For the Media
As an international authority on the aftermath of suicide with 20+ years of professional experience—and the longtime survivor of my own brother’s suicide—I can offer perspective and information through an expert voice, to complement what might be elicited from family members, friends, and/or first responders. I can address:
how/why suicide occurs, including in individuals who were “the last one you’d expect”
the relationship between suicide and the Covid pandemic (or unemployment bullying, divorce, or other serious life stressors)
the natural fears and questions following the suicide of a young person, including the possibility of contagion
what to expect in the aftermath of suicide (what’s “normal” and when to worry)
the impact of suicide on a workplace
the impact of suicide in a faith community
the impact of suicide in a school community
Five important tips for writing and reporting about suicide:
1. Suicide is very complicated and is almost always caused by a complex mix of factors, not just by a single event or circumstance. In most cases, these factors include a serious underlying mental health condition such as depression, which can cause intense emotional suffering, but which may not have been obvious from the outside.

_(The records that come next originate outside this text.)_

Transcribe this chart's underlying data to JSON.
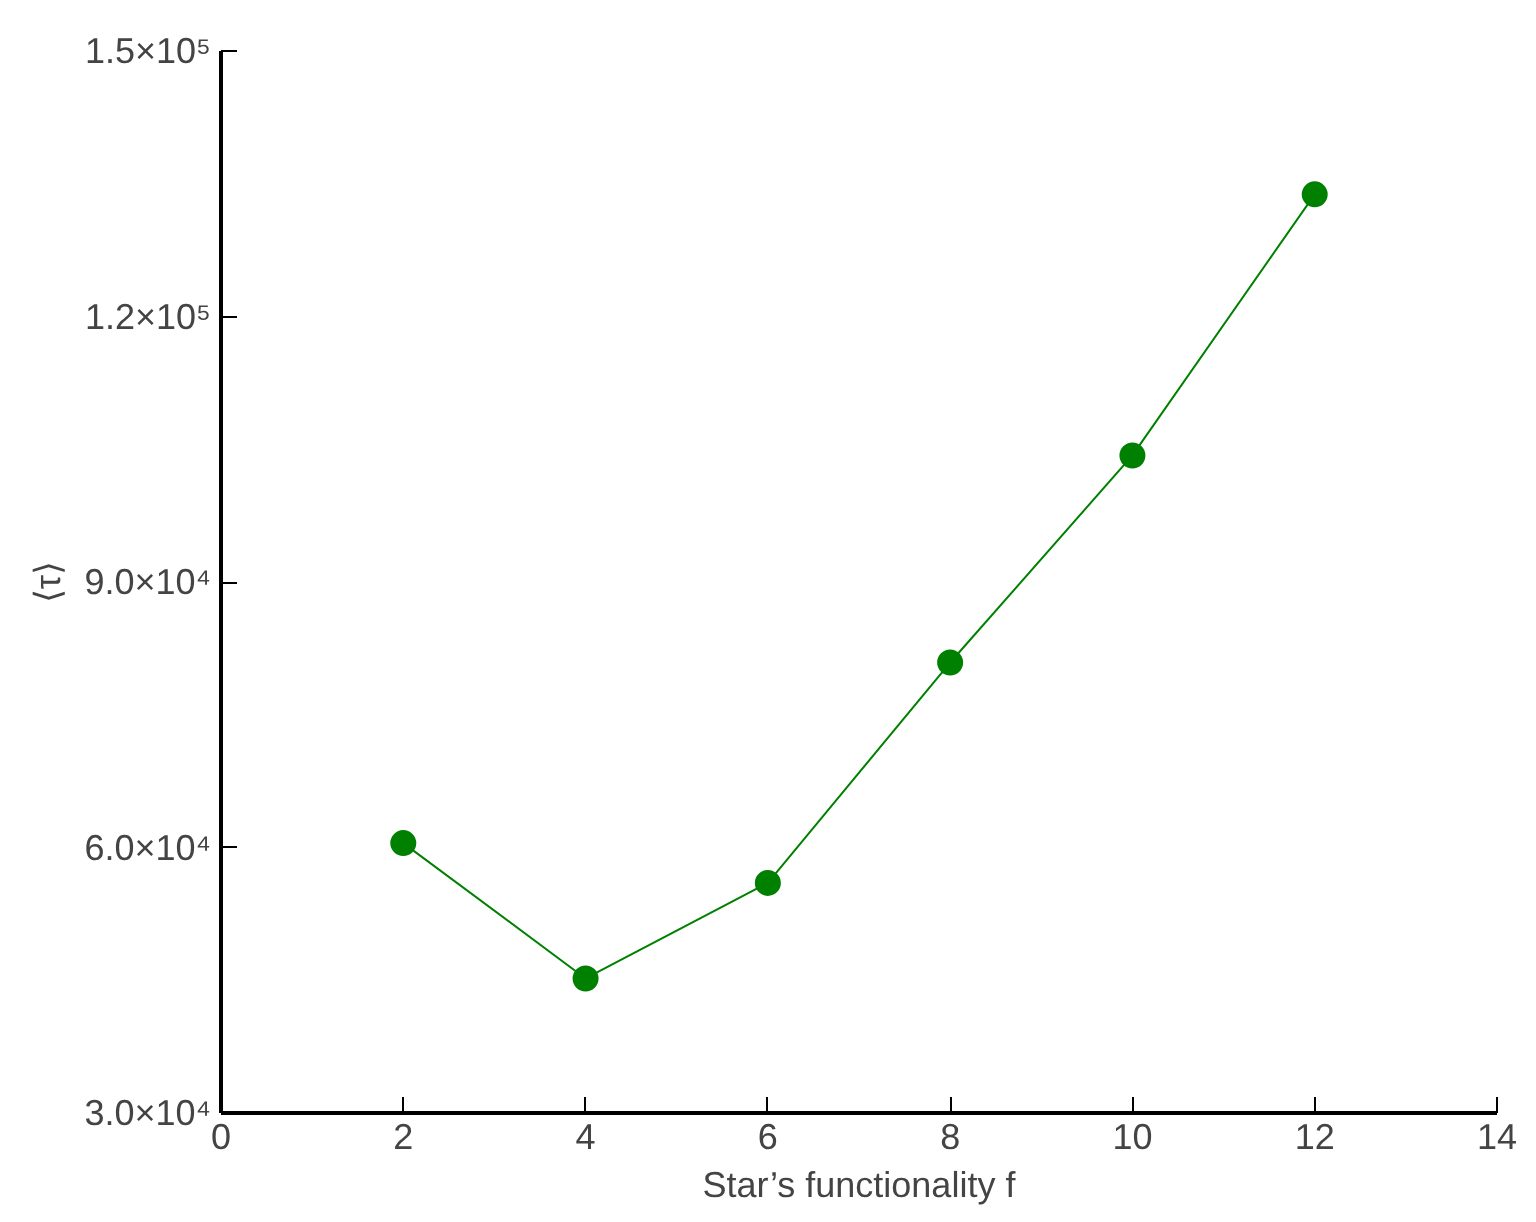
{
  "chart_data": {
    "type": "line",
    "xlabel": "Star’s functionality f",
    "ylabel": "⟨τ⟩",
    "x": [
      2,
      4,
      6,
      8,
      10,
      12
    ],
    "series": [
      {
        "color": "#008000",
        "values": [
          60500,
          45200,
          56000,
          80900,
          104300,
          133800
        ]
      }
    ],
    "xlim": [
      0,
      14
    ],
    "xticks": [
      0,
      2,
      4,
      6,
      8,
      10,
      12,
      14
    ],
    "ylim": [
      30000,
      150000
    ],
    "yticks": [
      {
        "value": 30000,
        "label": "3.0×10⁴"
      },
      {
        "value": 60000,
        "label": "6.0×10⁴"
      },
      {
        "value": 90000,
        "label": "9.0×10⁴"
      },
      {
        "value": 120000,
        "label": "1.2×10⁵"
      },
      {
        "value": 150000,
        "label": "1.5×10⁵"
      }
    ],
    "marker": "circle",
    "line_style": "solid",
    "grid": false
  }
}
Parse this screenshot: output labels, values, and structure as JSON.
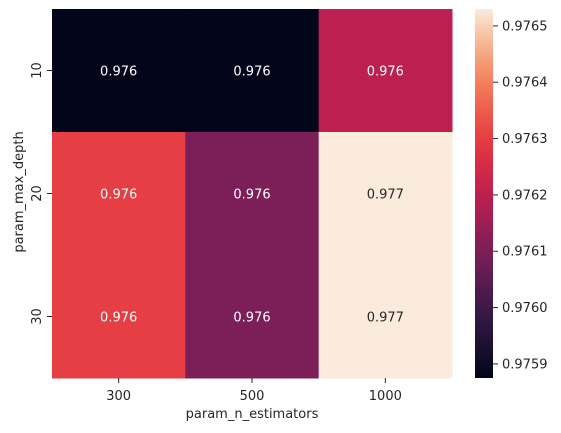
{
  "chart_data": {
    "type": "heatmap",
    "title": "",
    "xlabel": "param_n_estimators",
    "ylabel": "param_max_depth",
    "x_categories": [
      "300",
      "500",
      "1000"
    ],
    "y_categories": [
      "10",
      "20",
      "30"
    ],
    "values": [
      [
        0.975875,
        0.975875,
        0.9762
      ],
      [
        0.9763,
        0.9761,
        0.97653
      ],
      [
        0.9763,
        0.9761,
        0.97653
      ]
    ],
    "cell_labels": [
      [
        "0.976",
        "0.976",
        "0.976"
      ],
      [
        "0.976",
        "0.976",
        "0.977"
      ],
      [
        "0.976",
        "0.976",
        "0.977"
      ]
    ],
    "colorbar": {
      "min": 0.975875,
      "max": 0.97653,
      "ticks": [
        0.9759,
        0.976,
        0.9761,
        0.9762,
        0.9763,
        0.9764,
        0.9765
      ],
      "tick_labels": [
        "0.9759",
        "0.9760",
        "0.9761",
        "0.9762",
        "0.9763",
        "0.9764",
        "0.9765"
      ]
    },
    "colormap": "rocket"
  }
}
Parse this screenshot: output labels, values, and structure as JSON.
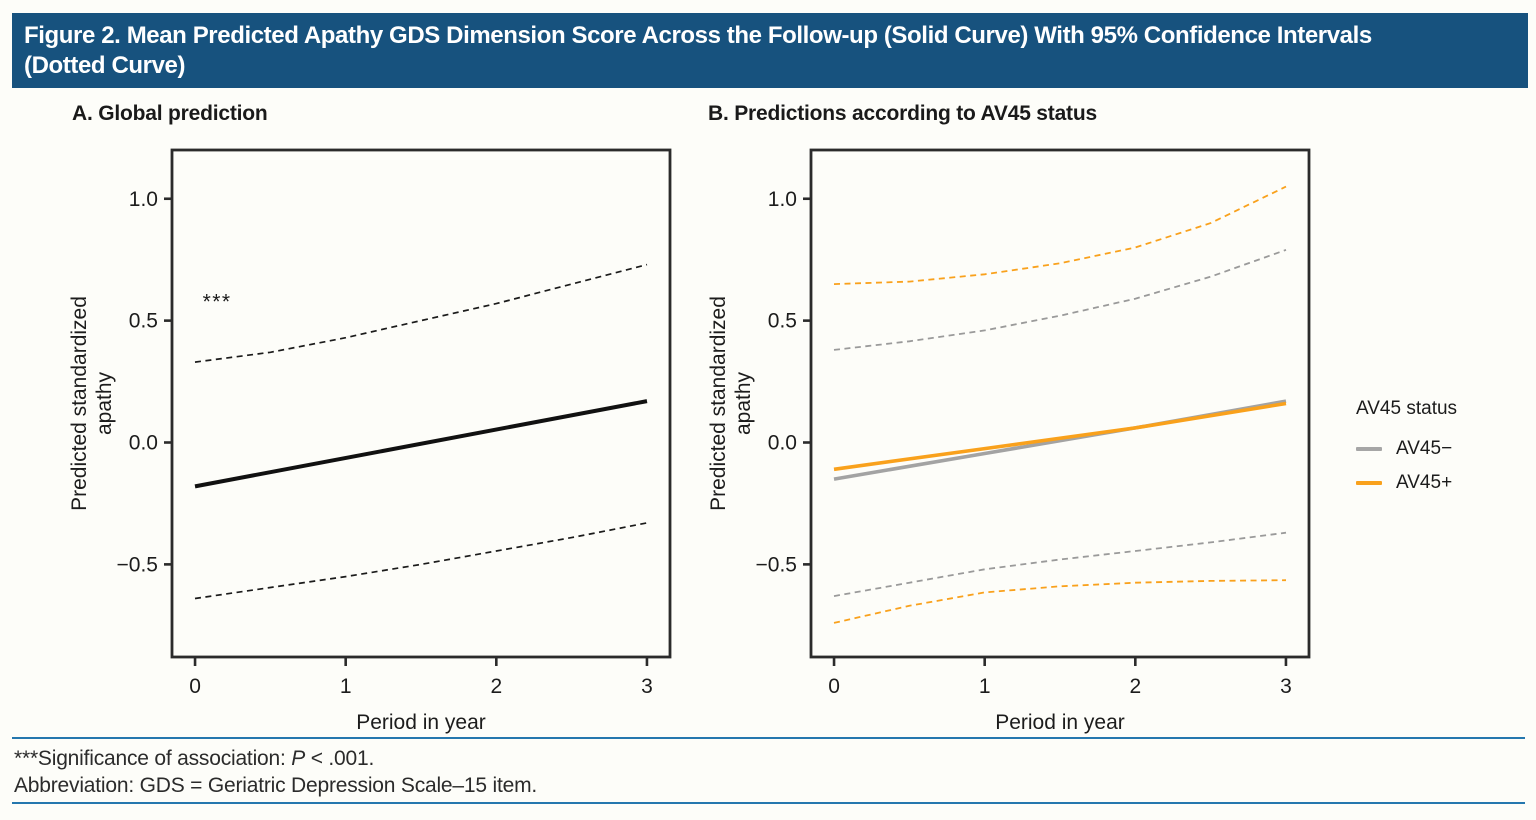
{
  "header": {
    "title_line1": "Figure 2. Mean Predicted Apathy GDS Dimension Score Across the Follow-up (Solid Curve) With 95% Confidence Intervals",
    "title_line2": "(Dotted Curve)"
  },
  "legend": {
    "title": "AV45 status",
    "items": [
      {
        "label": "AV45−",
        "color": "#A6A6A6"
      },
      {
        "label": "AV45+",
        "color": "#F9A11C"
      }
    ]
  },
  "footer": {
    "sig_prefix": "***Significance of association: ",
    "sig_italic": "P",
    "sig_suffix": " < .001.",
    "abbreviation": "Abbreviation: GDS = Geriatric Depression Scale–15 item."
  },
  "colors": {
    "header_bg": "#17527E",
    "rule_blue": "#2577AE",
    "black": "#1B1B1B",
    "gray": "#A3A3A3",
    "orange": "#F9A11C"
  },
  "chart_data": [
    {
      "name": "global-prediction",
      "type": "line",
      "title": "A. Global prediction",
      "xlabel": "Period in year",
      "ylabel": "Predicted standardized apathy",
      "ylabel_lines": [
        "Predicted standardized",
        "apathy"
      ],
      "xlim": [
        -0.153,
        3.153
      ],
      "ylim": [
        -0.88,
        1.2
      ],
      "xticks": [
        0,
        1,
        2,
        3
      ],
      "xtick_labels": [
        "0",
        "1",
        "2",
        "3"
      ],
      "yticks": [
        1.0,
        0.5,
        0.0,
        -0.5
      ],
      "ytick_labels": [
        "1.0",
        "0.5",
        "0.0",
        "−0.5"
      ],
      "grid": false,
      "annotations": [
        {
          "text": "***",
          "x": 0.05,
          "y": 0.55
        }
      ],
      "series": [
        {
          "name": "ci-upper",
          "label": "95% CI upper (dotted)",
          "color": "#1B1B1B",
          "width": 1.7,
          "dashed": true,
          "x": [
            0,
            0.5,
            1,
            1.5,
            2,
            2.5,
            3
          ],
          "y": [
            0.33,
            0.37,
            0.43,
            0.5,
            0.57,
            0.65,
            0.73
          ]
        },
        {
          "name": "mean",
          "label": "Mean prediction (solid)",
          "color": "#111111",
          "width": 4,
          "dashed": false,
          "x": [
            0,
            3
          ],
          "y": [
            -0.18,
            0.17
          ]
        },
        {
          "name": "ci-lower",
          "label": "95% CI lower (dotted)",
          "color": "#1B1B1B",
          "width": 1.7,
          "dashed": true,
          "x": [
            0,
            0.5,
            1,
            1.5,
            2,
            2.5,
            3
          ],
          "y": [
            -0.64,
            -0.595,
            -0.55,
            -0.5,
            -0.445,
            -0.39,
            -0.33
          ]
        }
      ]
    },
    {
      "name": "av45-predictions",
      "type": "line",
      "title": "B. Predictions according to AV45 status",
      "xlabel": "Period in year",
      "ylabel": "Predicted standardized apathy",
      "ylabel_lines": [
        "Predicted standardized",
        "apathy"
      ],
      "xlim": [
        -0.153,
        3.153
      ],
      "ylim": [
        -0.88,
        1.2
      ],
      "xticks": [
        0,
        1,
        2,
        3
      ],
      "xtick_labels": [
        "0",
        "1",
        "2",
        "3"
      ],
      "yticks": [
        1.0,
        0.5,
        0.0,
        -0.5
      ],
      "ytick_labels": [
        "1.0",
        "0.5",
        "0.0",
        "−0.5"
      ],
      "grid": false,
      "annotations": [],
      "series": [
        {
          "name": "av45pos-ci-upper",
          "label": "AV45+ 95% CI upper (dotted)",
          "color": "#F9A11C",
          "width": 1.8,
          "dashed": true,
          "x": [
            0,
            0.5,
            1,
            1.5,
            2,
            2.5,
            3
          ],
          "y": [
            0.65,
            0.66,
            0.69,
            0.735,
            0.8,
            0.9,
            1.05
          ]
        },
        {
          "name": "av45neg-ci-upper",
          "label": "AV45− 95% CI upper (dotted)",
          "color": "#9A9A9A",
          "width": 1.8,
          "dashed": true,
          "x": [
            0,
            0.5,
            1,
            1.5,
            2,
            2.5,
            3
          ],
          "y": [
            0.38,
            0.415,
            0.46,
            0.52,
            0.59,
            0.68,
            0.79
          ]
        },
        {
          "name": "av45neg-mean",
          "label": "AV45− mean (solid)",
          "color": "#A3A3A3",
          "width": 3.6,
          "dashed": false,
          "x": [
            0,
            1,
            2,
            3
          ],
          "y": [
            -0.15,
            -0.045,
            0.06,
            0.17
          ]
        },
        {
          "name": "av45pos-mean",
          "label": "AV45+ mean (solid)",
          "color": "#F9A11C",
          "width": 3.6,
          "dashed": false,
          "x": [
            0,
            1,
            2,
            3
          ],
          "y": [
            -0.11,
            -0.025,
            0.06,
            0.16
          ]
        },
        {
          "name": "av45neg-ci-lower",
          "label": "AV45− 95% CI lower (dotted)",
          "color": "#9A9A9A",
          "width": 1.8,
          "dashed": true,
          "x": [
            0,
            0.5,
            1,
            1.5,
            2,
            2.5,
            3
          ],
          "y": [
            -0.63,
            -0.575,
            -0.52,
            -0.48,
            -0.445,
            -0.41,
            -0.37
          ]
        },
        {
          "name": "av45pos-ci-lower",
          "label": "AV45+ 95% CI lower (dotted)",
          "color": "#F9A11C",
          "width": 1.8,
          "dashed": true,
          "x": [
            0,
            0.5,
            1,
            1.5,
            2,
            2.5,
            3
          ],
          "y": [
            -0.74,
            -0.67,
            -0.615,
            -0.59,
            -0.575,
            -0.568,
            -0.565
          ]
        }
      ]
    }
  ]
}
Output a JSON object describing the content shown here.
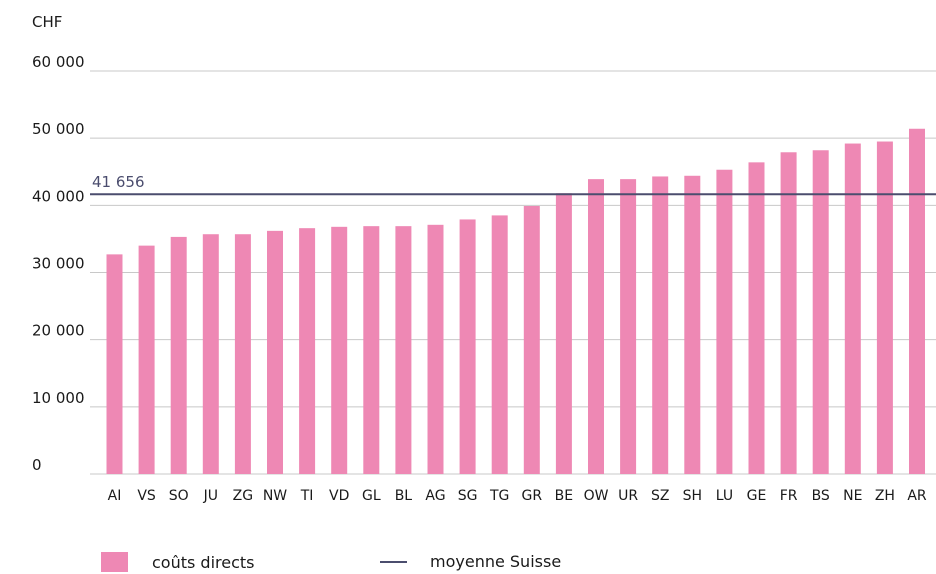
{
  "chart_data": {
    "type": "bar",
    "unit_label": "CHF",
    "categories": [
      "AI",
      "VS",
      "SO",
      "JU",
      "ZG",
      "NW",
      "TI",
      "VD",
      "GL",
      "BL",
      "AG",
      "SG",
      "TG",
      "GR",
      "BE",
      "OW",
      "UR",
      "SZ",
      "SH",
      "LU",
      "GE",
      "FR",
      "BS",
      "NE",
      "ZH",
      "AR"
    ],
    "series": [
      {
        "name": "coûts directs",
        "color": "#ee88b4",
        "values": [
          32700,
          34000,
          35300,
          35700,
          35700,
          36200,
          36600,
          36800,
          36900,
          36900,
          37100,
          37900,
          38500,
          39900,
          41800,
          43900,
          43900,
          44300,
          44400,
          45300,
          46400,
          47900,
          48200,
          49200,
          49500,
          51400
        ]
      }
    ],
    "reference_line": {
      "name": "moyenne Suisse",
      "value": 41656,
      "label": "41 656",
      "color": "#4b4d6e"
    },
    "y_ticks": [
      "0",
      "10 000",
      "20 000",
      "30 000",
      "40 000",
      "50 000",
      "60 000"
    ],
    "ylim": [
      0,
      60000
    ],
    "grid": true,
    "legend_position": "bottom-left"
  }
}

2. It is safe to ask someone if they may be thinking about suicide (and a myth that asking a direct question about suicidality can somehow increase risk). The best way to ask: “I’m concerned about your safety. Have you been thinking about death or dying?”
3. People cope with suicide loss in very different ways. Some may share their feelings openly, others prefer to cope privately.
4. Please include two key suicide prevention resources:
National Suicide Prevention Lifeline. 1-800-273-TALK (8255)
Crisis Text Line. Text “TALK” to 741741).
5. Please be sure to familiarize yourself with the National Consensus Recommendations for Safe and Effective Reporting on Suicide. Following these evidence-based recommendations can help reduce the risk of suicide contagion.